Вероника не ответила. Ее бледное лицо исказилось. Страдания научили ее ощущать приближение угрозы. А угроза была везде. Снова пришло время испытаний, еще более ужасных, чем предыдущие.
— Нас окружает смерть, — промолвила она.
Стефан сделал попытку улыбнуться.
— Вы говорите, точно жительница Сарека. Вас преследуют те же страхи.
— У них были причины бояться. Да и вы сами чувствуете ужас всего происходящего.
Она бросилась к двери, отодвинула щеколду и попыталась открыть, но что она могла сделать с массивной деревянной створкой, обитой железными полосами?
Стефан схватил ее за руку.
— Постойте-ка!

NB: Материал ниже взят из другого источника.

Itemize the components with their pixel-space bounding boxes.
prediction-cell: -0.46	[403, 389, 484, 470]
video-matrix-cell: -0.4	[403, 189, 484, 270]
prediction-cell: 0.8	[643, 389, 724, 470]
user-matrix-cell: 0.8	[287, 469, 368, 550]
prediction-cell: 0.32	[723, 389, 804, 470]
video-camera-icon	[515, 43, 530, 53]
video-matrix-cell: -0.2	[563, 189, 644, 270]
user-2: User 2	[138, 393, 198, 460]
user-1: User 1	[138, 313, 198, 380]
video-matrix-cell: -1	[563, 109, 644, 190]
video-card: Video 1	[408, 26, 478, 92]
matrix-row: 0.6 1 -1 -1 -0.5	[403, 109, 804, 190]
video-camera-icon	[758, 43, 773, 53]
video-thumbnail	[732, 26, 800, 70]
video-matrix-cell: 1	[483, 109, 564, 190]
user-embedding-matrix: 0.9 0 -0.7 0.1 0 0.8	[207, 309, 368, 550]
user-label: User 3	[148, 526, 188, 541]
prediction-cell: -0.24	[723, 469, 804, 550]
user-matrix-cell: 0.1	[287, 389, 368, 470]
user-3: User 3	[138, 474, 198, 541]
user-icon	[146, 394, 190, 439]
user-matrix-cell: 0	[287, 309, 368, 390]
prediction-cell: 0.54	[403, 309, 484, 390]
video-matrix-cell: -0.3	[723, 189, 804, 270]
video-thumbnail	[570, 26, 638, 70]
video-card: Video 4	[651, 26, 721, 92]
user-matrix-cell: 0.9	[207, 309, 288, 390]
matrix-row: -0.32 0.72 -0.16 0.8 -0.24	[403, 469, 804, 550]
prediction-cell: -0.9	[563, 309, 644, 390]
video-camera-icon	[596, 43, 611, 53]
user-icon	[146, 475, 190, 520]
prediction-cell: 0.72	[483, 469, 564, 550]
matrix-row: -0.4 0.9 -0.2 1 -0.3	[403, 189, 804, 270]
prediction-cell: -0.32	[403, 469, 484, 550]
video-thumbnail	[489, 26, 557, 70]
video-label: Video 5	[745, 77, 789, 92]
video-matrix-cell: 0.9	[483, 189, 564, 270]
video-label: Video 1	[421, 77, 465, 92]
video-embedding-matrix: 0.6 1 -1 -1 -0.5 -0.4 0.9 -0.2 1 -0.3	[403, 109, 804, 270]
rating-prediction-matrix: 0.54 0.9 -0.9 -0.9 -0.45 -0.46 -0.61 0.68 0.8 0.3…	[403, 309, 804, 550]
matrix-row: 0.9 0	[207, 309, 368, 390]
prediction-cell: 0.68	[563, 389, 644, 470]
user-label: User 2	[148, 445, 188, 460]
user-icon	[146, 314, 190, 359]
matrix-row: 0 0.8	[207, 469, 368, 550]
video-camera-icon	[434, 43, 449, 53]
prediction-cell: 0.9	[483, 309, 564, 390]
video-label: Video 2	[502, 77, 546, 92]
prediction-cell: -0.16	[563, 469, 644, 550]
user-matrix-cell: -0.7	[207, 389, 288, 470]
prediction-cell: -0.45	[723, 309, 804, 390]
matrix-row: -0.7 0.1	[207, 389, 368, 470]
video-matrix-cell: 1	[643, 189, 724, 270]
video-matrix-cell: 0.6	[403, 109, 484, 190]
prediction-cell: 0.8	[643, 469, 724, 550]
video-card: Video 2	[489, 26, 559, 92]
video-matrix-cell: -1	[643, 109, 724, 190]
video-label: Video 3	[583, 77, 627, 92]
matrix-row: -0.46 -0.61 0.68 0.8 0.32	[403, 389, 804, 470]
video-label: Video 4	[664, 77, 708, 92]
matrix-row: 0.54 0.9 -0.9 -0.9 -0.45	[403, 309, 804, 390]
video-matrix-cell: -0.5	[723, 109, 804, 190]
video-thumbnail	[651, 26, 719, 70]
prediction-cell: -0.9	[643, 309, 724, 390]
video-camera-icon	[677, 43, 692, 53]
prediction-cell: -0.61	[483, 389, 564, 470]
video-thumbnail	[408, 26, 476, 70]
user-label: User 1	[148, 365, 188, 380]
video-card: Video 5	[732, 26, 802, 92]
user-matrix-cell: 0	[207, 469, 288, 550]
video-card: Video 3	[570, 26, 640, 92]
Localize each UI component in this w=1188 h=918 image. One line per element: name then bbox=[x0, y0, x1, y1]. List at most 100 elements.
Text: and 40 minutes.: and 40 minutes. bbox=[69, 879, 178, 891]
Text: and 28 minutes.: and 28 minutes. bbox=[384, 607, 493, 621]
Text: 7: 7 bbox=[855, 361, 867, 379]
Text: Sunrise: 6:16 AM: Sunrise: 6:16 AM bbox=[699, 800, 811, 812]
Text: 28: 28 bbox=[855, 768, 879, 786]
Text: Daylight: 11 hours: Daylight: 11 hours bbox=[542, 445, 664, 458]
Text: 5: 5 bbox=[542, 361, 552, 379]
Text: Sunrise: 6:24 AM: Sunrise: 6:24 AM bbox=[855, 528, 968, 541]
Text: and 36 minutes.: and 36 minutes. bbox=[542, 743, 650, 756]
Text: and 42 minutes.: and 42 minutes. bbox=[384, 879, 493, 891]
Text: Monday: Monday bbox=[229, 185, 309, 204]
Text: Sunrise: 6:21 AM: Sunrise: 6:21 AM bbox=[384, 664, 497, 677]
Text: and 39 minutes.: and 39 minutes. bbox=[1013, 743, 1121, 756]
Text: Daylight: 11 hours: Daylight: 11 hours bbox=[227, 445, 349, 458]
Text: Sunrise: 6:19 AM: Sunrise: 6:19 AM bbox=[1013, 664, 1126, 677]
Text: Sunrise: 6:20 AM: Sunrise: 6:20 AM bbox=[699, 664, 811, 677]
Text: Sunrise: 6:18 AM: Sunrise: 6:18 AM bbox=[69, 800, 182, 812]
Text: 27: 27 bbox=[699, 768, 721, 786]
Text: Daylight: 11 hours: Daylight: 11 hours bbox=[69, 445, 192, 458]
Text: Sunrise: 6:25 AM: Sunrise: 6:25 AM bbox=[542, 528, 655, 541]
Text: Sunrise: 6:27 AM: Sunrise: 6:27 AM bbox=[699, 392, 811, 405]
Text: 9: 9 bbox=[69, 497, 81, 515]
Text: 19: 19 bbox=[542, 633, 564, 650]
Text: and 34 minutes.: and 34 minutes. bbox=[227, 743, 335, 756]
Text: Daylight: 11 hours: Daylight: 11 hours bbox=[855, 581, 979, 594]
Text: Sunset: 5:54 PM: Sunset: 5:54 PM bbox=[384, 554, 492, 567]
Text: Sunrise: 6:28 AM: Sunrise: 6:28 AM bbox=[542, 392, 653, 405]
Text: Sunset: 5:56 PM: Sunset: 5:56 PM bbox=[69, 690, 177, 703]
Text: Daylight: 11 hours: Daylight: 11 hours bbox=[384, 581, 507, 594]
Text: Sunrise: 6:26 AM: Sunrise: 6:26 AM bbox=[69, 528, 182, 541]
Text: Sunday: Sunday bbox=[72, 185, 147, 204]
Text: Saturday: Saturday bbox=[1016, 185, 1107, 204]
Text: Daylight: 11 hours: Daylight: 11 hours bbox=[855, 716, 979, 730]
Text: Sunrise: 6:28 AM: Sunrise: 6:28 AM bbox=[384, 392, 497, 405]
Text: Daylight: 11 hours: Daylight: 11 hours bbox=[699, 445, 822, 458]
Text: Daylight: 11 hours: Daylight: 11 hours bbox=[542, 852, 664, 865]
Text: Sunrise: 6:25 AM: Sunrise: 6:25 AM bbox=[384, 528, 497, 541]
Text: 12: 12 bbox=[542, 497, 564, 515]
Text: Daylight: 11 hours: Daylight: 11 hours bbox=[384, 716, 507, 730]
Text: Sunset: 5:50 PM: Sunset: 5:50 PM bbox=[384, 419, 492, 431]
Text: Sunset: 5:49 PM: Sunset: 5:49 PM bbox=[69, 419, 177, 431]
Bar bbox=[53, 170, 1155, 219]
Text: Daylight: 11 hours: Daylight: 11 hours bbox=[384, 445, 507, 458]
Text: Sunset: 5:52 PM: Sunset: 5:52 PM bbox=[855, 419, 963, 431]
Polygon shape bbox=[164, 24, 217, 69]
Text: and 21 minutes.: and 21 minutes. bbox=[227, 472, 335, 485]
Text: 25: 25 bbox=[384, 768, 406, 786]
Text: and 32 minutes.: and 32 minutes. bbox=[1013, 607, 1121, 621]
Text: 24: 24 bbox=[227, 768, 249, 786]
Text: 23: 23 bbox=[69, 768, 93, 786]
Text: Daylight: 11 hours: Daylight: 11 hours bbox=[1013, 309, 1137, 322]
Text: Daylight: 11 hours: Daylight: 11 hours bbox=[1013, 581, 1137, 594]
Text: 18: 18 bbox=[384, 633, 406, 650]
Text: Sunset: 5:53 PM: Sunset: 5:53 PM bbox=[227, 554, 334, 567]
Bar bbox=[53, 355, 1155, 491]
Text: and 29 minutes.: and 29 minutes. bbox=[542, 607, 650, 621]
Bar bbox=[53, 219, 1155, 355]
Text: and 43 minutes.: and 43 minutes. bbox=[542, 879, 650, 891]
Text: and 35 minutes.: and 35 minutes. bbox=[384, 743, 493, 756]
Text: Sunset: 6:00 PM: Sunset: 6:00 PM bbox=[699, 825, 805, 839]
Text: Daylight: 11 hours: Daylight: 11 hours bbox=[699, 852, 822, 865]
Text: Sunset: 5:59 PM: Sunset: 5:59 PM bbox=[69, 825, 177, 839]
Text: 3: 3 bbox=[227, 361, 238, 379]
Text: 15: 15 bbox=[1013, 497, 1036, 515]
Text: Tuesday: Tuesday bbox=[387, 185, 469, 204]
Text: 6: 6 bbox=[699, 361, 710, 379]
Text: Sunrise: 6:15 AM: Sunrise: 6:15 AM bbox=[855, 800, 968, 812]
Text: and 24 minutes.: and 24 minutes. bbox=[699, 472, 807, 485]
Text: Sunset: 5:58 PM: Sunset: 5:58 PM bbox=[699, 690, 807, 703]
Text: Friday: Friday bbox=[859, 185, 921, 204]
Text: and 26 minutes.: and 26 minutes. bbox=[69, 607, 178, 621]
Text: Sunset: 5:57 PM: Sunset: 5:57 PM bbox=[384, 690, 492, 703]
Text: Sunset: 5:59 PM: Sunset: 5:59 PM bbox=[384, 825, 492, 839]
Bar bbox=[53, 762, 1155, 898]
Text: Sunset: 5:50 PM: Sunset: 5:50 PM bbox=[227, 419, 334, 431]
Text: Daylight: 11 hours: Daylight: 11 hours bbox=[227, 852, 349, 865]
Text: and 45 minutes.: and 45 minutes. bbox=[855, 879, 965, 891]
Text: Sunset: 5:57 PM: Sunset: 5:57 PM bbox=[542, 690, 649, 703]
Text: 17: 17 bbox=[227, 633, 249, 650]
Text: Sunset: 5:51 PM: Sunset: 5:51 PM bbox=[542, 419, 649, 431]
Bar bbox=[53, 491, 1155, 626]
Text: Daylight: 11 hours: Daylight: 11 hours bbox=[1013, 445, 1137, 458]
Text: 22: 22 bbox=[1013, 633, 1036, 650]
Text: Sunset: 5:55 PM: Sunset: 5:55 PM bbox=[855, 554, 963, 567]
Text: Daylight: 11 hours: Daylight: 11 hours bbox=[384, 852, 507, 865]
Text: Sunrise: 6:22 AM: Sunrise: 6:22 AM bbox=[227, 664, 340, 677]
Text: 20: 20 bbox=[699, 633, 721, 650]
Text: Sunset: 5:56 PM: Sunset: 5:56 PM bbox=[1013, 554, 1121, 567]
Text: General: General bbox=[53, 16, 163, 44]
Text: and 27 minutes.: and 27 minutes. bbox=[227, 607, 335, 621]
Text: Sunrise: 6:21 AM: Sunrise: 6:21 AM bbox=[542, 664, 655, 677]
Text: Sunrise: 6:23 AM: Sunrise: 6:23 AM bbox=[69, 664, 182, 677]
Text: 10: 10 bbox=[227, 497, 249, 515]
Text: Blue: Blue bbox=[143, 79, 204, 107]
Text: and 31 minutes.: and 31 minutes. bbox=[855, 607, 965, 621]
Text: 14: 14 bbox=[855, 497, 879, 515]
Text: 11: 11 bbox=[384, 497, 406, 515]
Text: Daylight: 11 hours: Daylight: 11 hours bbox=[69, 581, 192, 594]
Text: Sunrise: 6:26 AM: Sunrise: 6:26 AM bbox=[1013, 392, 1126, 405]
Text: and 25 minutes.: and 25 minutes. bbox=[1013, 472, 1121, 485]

Слышите?… Кажется…
— Да, наверху кто-то стучит… Прямо над нами, в камере Франсуа.
— Да нет же, послушайте!
Через несколько секунд в наступившей тишине в толще скалы снова послышались удары. Но раздавались они под ними.
— Такие же звуки я слышал сегодня утром, — в смятении сказал Стефан. — Они продолжают заниматься все тем же, я говорил… А, я понял!
— Что поняли? Что вы хотите сказать?
Удары повторялись через равные промежутки времени, затем стихли, и послышался глухой непрерывный звук, сопровождавшийся скрежетом и потрескиваниями. Похожий звук издают механизмы, когда они только трогаются с места, — к примеру, лебедки, служащие на кораблях для подъема из воды шлюпок.
Вероника прислушивалась, со страхом ожидая того, что должно было вот-вот произойти, пытаясь догадаться, ища хоть намека на объяснение в глазах Стефана, который стоял рядом с нею и смотрел на нее, как смотрят в миг опасности на любимую женщину.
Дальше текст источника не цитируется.